Isabel de Olvera (?–?)

Palace of the Governors, Santa Fe, New Mexico
Photo by Asaavedra32 (CC BY-SA 3.0)

A free woman of African descent living in Querétaro, Mexico, Isabel de Olvera joined a relief expedition to the recently colonized province of New Mexico in 1600.  She traveled as a servant to a Spanish woman.  Little is known about Olvera, except for an extraordinary deposition she filed with the alcalde (mayor), don Pedro Lorenzo de Castilla of Querétaro.  In front of three witnesses (a free black man, a mestiza woman, and a black slave woman), Isabel de Olvera dictated the following:

“I am going on the expedition to New Mexico and have some reason to fear that I may be annoyed by some individual since I am a mulatta, and it is proper to protect my rights in such an eventuality by an affidavit showing that I am a free woman, unmarried and the legitimate daughter of Hernando, a Negro, and an Indian named Magdalena . . . . I therefore request your grace to accept this affidavit, which shows that I am free and not bound by marriage or slavery.  I request that a properly certified and signed copy be given to me in order to protect my rights, and that it carry full legal authority.  I demand justice.”
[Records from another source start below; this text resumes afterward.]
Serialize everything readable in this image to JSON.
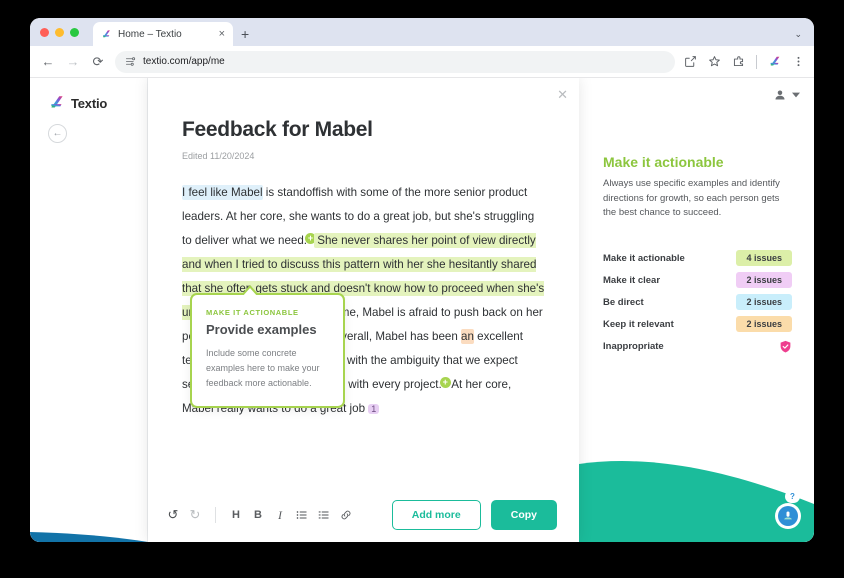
{
  "browser": {
    "tab": {
      "title": "Home – Textio",
      "favicon_icon": "textio-logo-icon",
      "close_icon": "×"
    },
    "new_tab_icon": "+",
    "tabstrip_chevron_icon": "⌄",
    "nav": {
      "back_icon": "←",
      "forward_icon": "→",
      "reload_icon": "⟳"
    },
    "url": "textio.com/app/me",
    "omni_icons": [
      "share-icon",
      "bookmark-star-icon",
      "extensions-icon",
      "profile-logo-icon",
      "kebab-menu-icon"
    ]
  },
  "app": {
    "brand_name": "Textio",
    "back_icon": "←",
    "avatar_icon": "user-avatar",
    "avatar_chevron": "▾"
  },
  "document": {
    "close_icon": "✕",
    "title": "Feedback for Mabel",
    "edited": "Edited 11/20/2024",
    "paragraph": {
      "s1": "I feel like Mabel",
      "s2": " is standoffish with some of the more senior product leaders. At her core, she wants to do a great job, but she's struggling to deliver what we need.",
      "s3": " She never shares her point of view directly and when I tried to discuss this pattern with her she hesitantly shared that she often gets stuck and doesn't know how to proceed when she's under pressure.",
      "s4": " Most of the time, Mabel is afraid to push back on her peers in her current position. Overall, Mabel has been ",
      "s5": "an",
      "s6": " excellent team member, dealing this year with the ambiguity that we expect senior team members to handle with every project.",
      "s7": " At her core, Mabel really wants to do a great job ",
      "s8": "1"
    },
    "marker_icon": "+",
    "tooltip": {
      "kicker": "MAKE IT ACTIONABLE",
      "title": "Provide examples",
      "description": "Include some concrete examples here to make your feedback more actionable."
    },
    "toolbar": {
      "undo_icon": "↺",
      "redo_icon": "↻",
      "heading_icon": "H",
      "bold_icon": "B",
      "italic_icon": "I",
      "bullet_list_icon": "☰",
      "number_list_icon": "☷",
      "link_icon": "🔗",
      "add_more_label": "Add more",
      "copy_label": "Copy"
    }
  },
  "panel": {
    "heading": "Make it actionable",
    "description": "Always use specific examples and identify directions for growth, so each person gets the best chance to succeed.",
    "scores": [
      {
        "label": "Make it actionable",
        "value": "4 issues",
        "color": "#dcefa8"
      },
      {
        "label": "Make it clear",
        "value": "2 issues",
        "color": "#f0cdf5"
      },
      {
        "label": "Be direct",
        "value": "2 issues",
        "color": "#c9eefb"
      },
      {
        "label": "Keep it relevant",
        "value": "2 issues",
        "color": "#fbdcaa"
      },
      {
        "label": "Inappropriate",
        "value": "",
        "color": ""
      }
    ],
    "inappropriate_icon": "shield-check-icon",
    "accent_green": "#8cc63e",
    "wave_teal": "#1bbc9b"
  },
  "help": {
    "bubble_icon": "?",
    "widget_icon": "chat-avatar-icon"
  }
}
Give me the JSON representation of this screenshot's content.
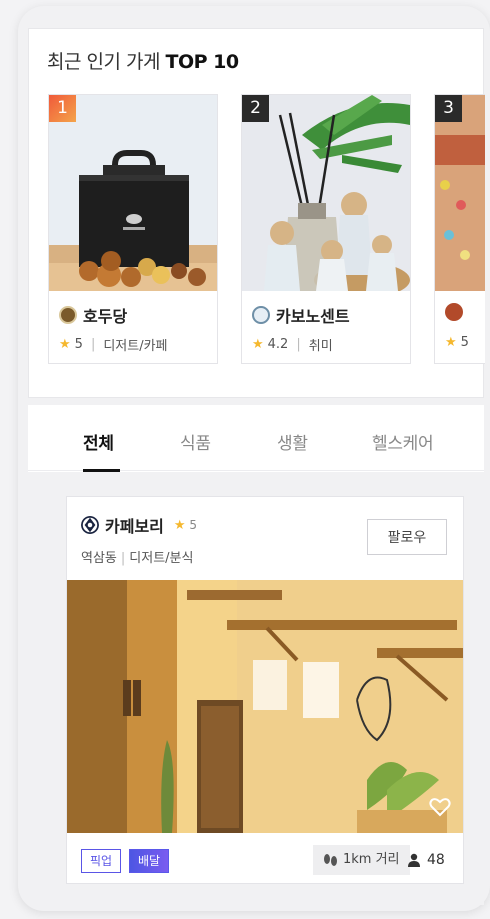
{
  "top10": {
    "title_prefix": "최근 인기 가게 ",
    "title_bold": "TOP 10",
    "cards": [
      {
        "rank": "1",
        "name": "호두당",
        "rating": "5",
        "category": "디저트/카페"
      },
      {
        "rank": "2",
        "name": "카보노센트",
        "rating": "4.2",
        "category": "취미"
      },
      {
        "rank": "3",
        "name": "",
        "rating": "5",
        "category": ""
      }
    ]
  },
  "tabs": [
    {
      "label": "전체",
      "active": true
    },
    {
      "label": "식품",
      "active": false
    },
    {
      "label": "생활",
      "active": false
    },
    {
      "label": "헬스케어",
      "active": false
    }
  ],
  "post": {
    "name": "카페보리",
    "rating": "5",
    "location": "역삼동",
    "category": "디저트/분식",
    "follow_label": "팔로우",
    "chips": {
      "pickup": "픽업",
      "delivery": "배달"
    },
    "distance": "1km 거리",
    "followers": "48"
  },
  "colors": {
    "accent": "#5a55e6",
    "rank1": "#f05a3a",
    "star": "#f5b82e"
  },
  "icons": [
    "star-icon",
    "heart-icon",
    "footprint-icon",
    "person-icon"
  ]
}
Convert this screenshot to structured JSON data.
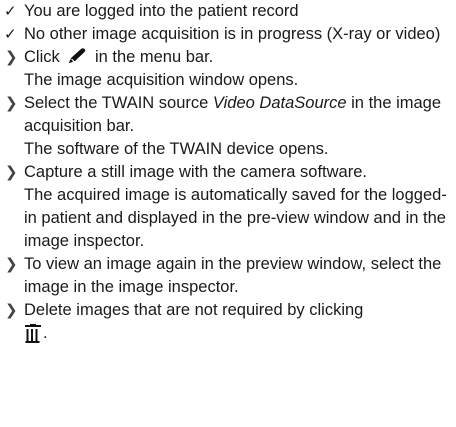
{
  "checks": [
    {
      "icon": "checkmark-icon",
      "text": "You are logged into the patient record"
    },
    {
      "icon": "checkmark-icon",
      "text": "No other image acquisition is in progress (X-ray or video)"
    }
  ],
  "steps": [
    {
      "icon": "chevron-right-icon",
      "before": "Click",
      "inline_icon": "pen-icon",
      "after": "in the menu bar.",
      "result": "The image acquisition window opens."
    },
    {
      "icon": "chevron-right-icon",
      "before": "Select the TWAIN source",
      "emphasis": "Video DataSource",
      "after": "in the image acquisition bar.",
      "result": "The software of the TWAIN device opens."
    },
    {
      "icon": "chevron-right-icon",
      "text": "Capture a still image with the camera software.",
      "result": "The acquired image is automatically saved for the logged-in patient and displayed in the pre-view window and in the image inspector."
    },
    {
      "icon": "chevron-right-icon",
      "text": "To view an image again in the preview window, select the image in the image inspector."
    },
    {
      "icon": "chevron-right-icon",
      "text": "Delete images that are not required by clicking",
      "inline_icon": "trash-icon",
      "after": "."
    }
  ]
}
Whether Isabel de Olvera’s deposition worked as a protector of her freedoms remains unknown to history.  However, the document somehow made its way into the Spanish colonial archives, memorializing its progenitor and her understandings of personal freedom for generations of historians.

Olvera understood that her cherished freedom could be restricted in two realms of bondage: slavery and marriage.  In Querétaro, her freedoms were a matter of public knowledge.  As the three witnesses verified, Isabel de Olvera was an unmarried mulatta woman of free status.  Her future neighbors in the unknown north, however, might challenge those freedoms and Olvera’s status.  Yet, despite her fear that she might “be annoyed by some individual” on the expedition to New Mexico, she agreed to make the journey.  Perhaps she hoped to find increased freedoms in New Mexico, and not to remain long in the position of servant.